Он тут же понял, чего ей стоило перебороть себя, и исполнился невольного уважения к этой слабой и хрупкой девушке. Она являла собой тот идеал, о котором им постоянно твердил Мутфаул. Она смогла превзойти себя, и он стал невольным свидетелем этого чуда. Она поднялась со стула, но тут же вновь рухнула на него в изнеможении, ранимая, одинокая. Как ему хотелось помочь ей! Судя по странному одеянию и по раскрасневшемуся лицу, она только что принимала горячую ванну, усталость же ее больше походила на опьянение. Он мог бы целую вечность любоваться одними ее голыми плечами. Эта девушка потрясла его до глубины души.

Но разве мог бы он приблизиться к ней? Нет-нет, конечно же, об этом не могло идти и речи. Питер Лейк почел за лучшее незаметно покинуть дом и осторожно отступил назад.

Доски пола громко и протяжно заскрипели. Он замер, надеясь на то, что девушка не услышала их скрипа, но было уже поздно. Она подняла глаза и недоуменно уставилась на него, силясь понять, кто мог заявиться к ней в гости в столь ранний час.

Питер Лейк лишился дара речи. Он не имел права находиться в этом доме, он в одно мгновение стал совершенно иным человеком, он не был обучен светским манерам, но он понял, что полюбил эту удивительную девушку.

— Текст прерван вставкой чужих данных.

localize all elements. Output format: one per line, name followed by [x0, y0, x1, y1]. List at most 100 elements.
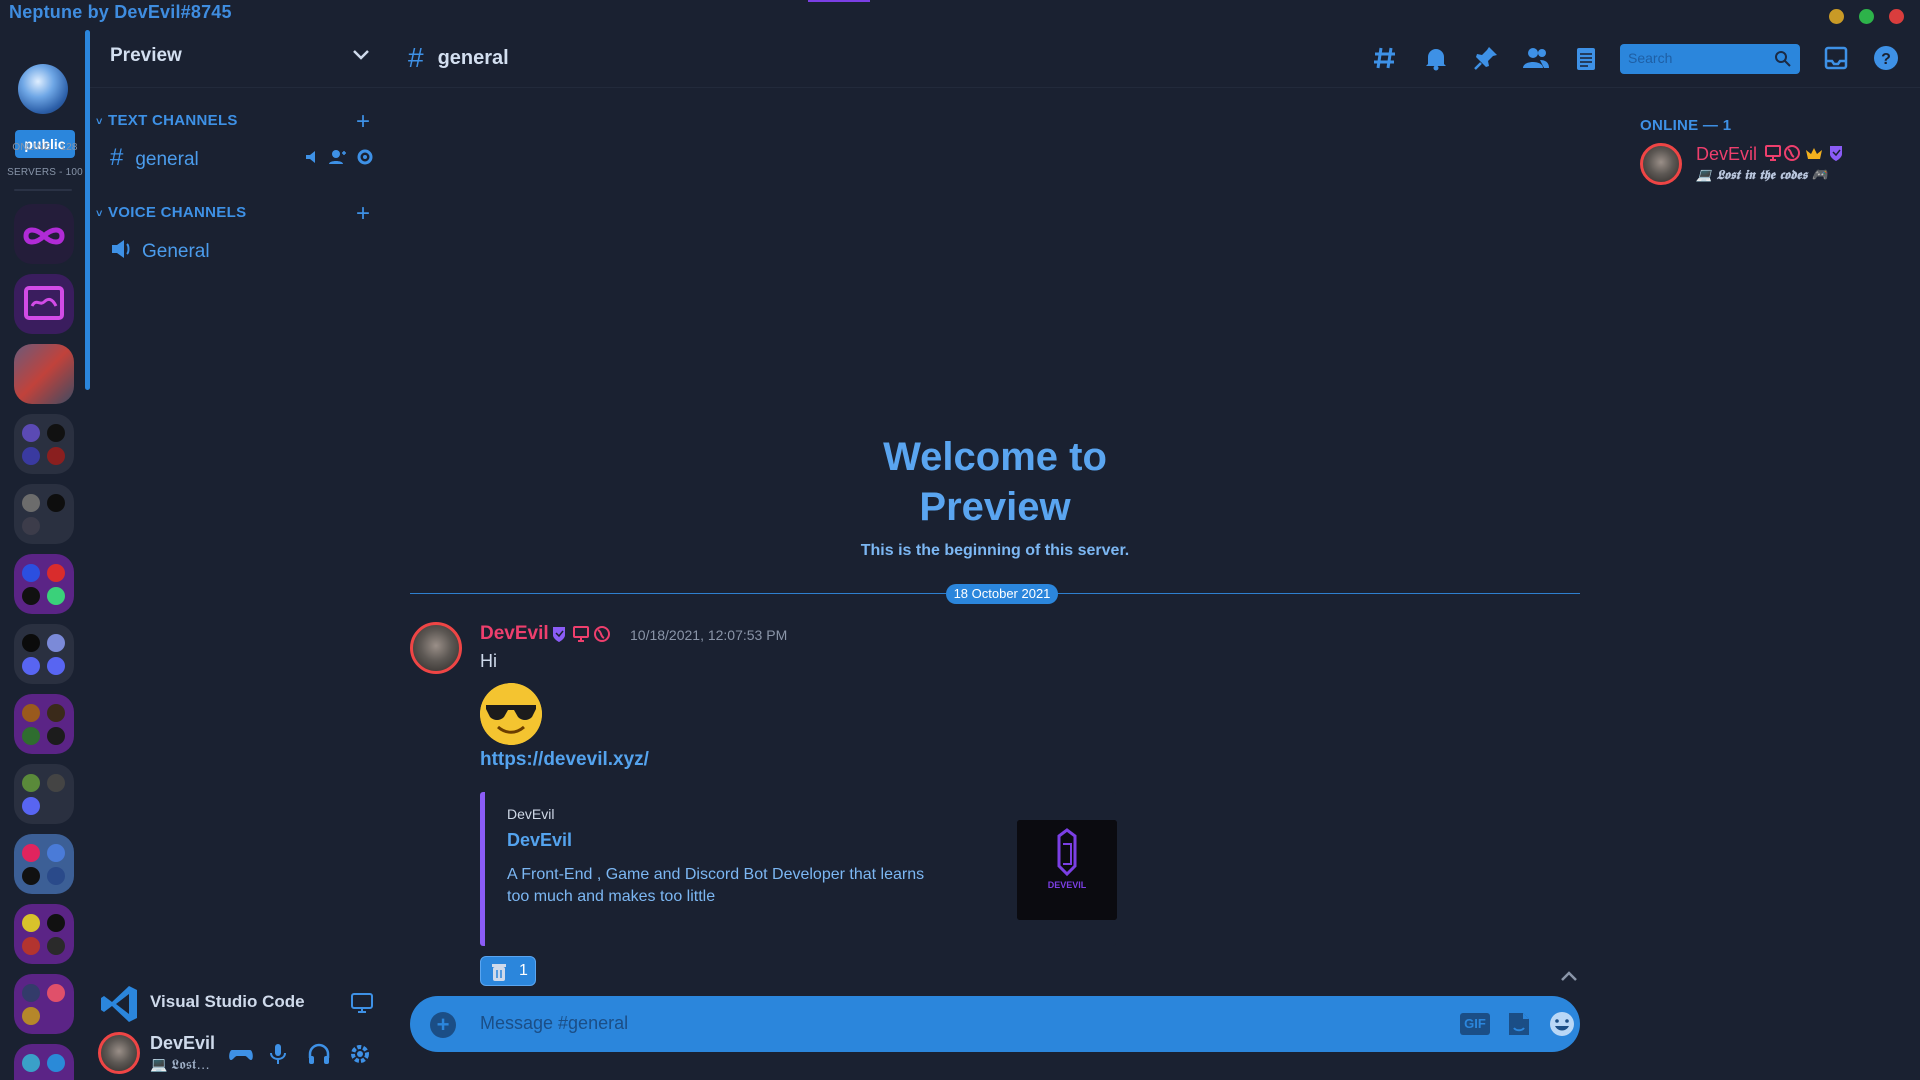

Он переступил с ноги на ногу, глядя на предательски выдавшую его половицу. Ее скрип походил на писк резиновой детской игрушки. Сгорая от стыда, Питер Лейк растерянно пробормотал:

– Кто б мог подумать, что она заскрипит…

Беверли посмотрела на него с еще большим удивлением:

– Что вы сказали? – спросила она нежным голоском. – Я, признаться, вас не поняла.

– Так, пустяки, ничего особенного, – решительно ответил он.

Она громко рассмеялась. Он ответил ей смущенным смешком. Она прикрыла лицо рукой и, устало вздохнув, усмехнулась вновь, на сей раз куда тише, однако уже в следующий миг уронила голову на руки и беззвучно заплакала. В комнате стало совсем светло. Через какое-то время она взяла себя в руки и, вновь посмотрев ему в глаза, сказала:

– Похоже, я знаю, кто вы такой.

В другой ситуации он почувствовал бы себя оскорбленным, но она, очевидно, совершенно не желала его обидеть. Ему почему-то показалось, что она знает о нем то, чего никогда не знал о себе он сам. Он молча кивнул и неожиданно для себя совершенно успокоился, впервые в жизни почувствовав себя самим собой.

В подвале заработал автоматический паровой котел, заставивший содрогнуться всю громаду дома Пеннов. Они услышали далекий стук форсунки и гудение пламени. Больше всего на свете ему хотелось обнять эту девушку, но об этом не могло быть и речи.

И тут он увидел, что она протягивает к нему свои руки. Он поспешил к ней так, словно ждал этого момента всю свою жизнь.

 

На болоте

 

После того как крепкий лед сковал реку, горожане возликовали и насторожились. Народ тут же принялся разбивать на льду цветные палатки и жечь возле них огромные костры. Уже через день на реку, превратившуюся в некое подобие средневековой ярмарки, потянулись горожане, желавшие взглянуть на свой город со стороны. Поскольку паромы оказались скованными льдами, их место поспешили занять проводники и извозчики, из повозок которых, запряженных мулами и лошадьми, составлялись целые караваны. По накатанным ими дорогам порой ехали даже грузовики. Люди стали поговаривать о начале нового ледникового периода. Подобно крысам, они жались к своим печам и отчаянно кутались в одеяла, совершенно забыв о том, что вслед за зимой всегда приходит весна.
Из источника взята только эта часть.